— Спасибо — отвечает с достоинством Айка и садится рядом с Хинатой. Они тут же начинают о чем-то шушукаться, глядя в меню. Снова была нажата кнопка и снова у нашего стола появился наш официант и принял заказ. На этот раз Хината не приставала к нему с глупостями и даже немного покраснела, едва тот появился.

— Кента-ниисан, скажи, это правда, что тебе зуб выбили в школе? — спрашивает Айка.

— Правда. Вот — я задираю губу пальцем и поворачиваю лицо немного вбок. Какое счастье, что выбитый зуб у меня за клыком находился, не так в глаза бросается. С другой стороны — грязь странствий и боевые шрамы украшают мужчину. Наверное. Сам я лично не наблюдал, чтобы грязные и побитые мужчины пользовались такой уж популярностью.
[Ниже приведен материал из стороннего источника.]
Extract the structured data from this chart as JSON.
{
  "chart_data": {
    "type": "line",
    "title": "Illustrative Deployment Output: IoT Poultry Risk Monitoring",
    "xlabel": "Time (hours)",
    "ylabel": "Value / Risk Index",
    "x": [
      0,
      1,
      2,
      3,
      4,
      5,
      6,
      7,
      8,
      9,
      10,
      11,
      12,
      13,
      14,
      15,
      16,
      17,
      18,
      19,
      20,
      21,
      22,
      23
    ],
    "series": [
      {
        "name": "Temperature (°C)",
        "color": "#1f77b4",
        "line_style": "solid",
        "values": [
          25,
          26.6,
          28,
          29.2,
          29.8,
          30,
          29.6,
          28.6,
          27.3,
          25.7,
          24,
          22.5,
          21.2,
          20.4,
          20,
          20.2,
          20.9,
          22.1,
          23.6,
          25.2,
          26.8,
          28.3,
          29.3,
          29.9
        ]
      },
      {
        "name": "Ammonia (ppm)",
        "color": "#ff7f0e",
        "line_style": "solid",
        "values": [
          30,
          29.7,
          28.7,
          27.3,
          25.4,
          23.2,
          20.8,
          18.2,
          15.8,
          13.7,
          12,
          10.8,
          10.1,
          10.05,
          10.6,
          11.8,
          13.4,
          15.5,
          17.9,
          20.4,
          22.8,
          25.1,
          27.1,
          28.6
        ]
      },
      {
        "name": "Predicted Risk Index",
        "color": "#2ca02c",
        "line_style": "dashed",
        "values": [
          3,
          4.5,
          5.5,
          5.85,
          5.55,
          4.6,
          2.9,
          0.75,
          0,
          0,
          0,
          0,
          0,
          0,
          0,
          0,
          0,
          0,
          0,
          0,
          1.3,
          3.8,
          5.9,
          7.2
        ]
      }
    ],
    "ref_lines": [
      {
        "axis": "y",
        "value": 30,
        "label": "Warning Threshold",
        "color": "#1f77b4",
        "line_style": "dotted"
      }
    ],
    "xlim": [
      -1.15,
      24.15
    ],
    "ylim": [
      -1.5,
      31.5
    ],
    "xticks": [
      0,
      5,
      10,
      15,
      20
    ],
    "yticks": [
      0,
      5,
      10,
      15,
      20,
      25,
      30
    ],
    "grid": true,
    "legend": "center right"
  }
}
Если возводить степень грязности и побитости в абсолют, то самыми привлекательными мужчинами будут парочка бомжей которые живут под мостом в картонных коробках — они и грязные и побитые.

— Вау! — говорит Айка с таким трепетом в голосе, словно ей только что Святой Грааль показали: — очень больно было?

— Не помню — честно признаюсь я: — как-то не заметил.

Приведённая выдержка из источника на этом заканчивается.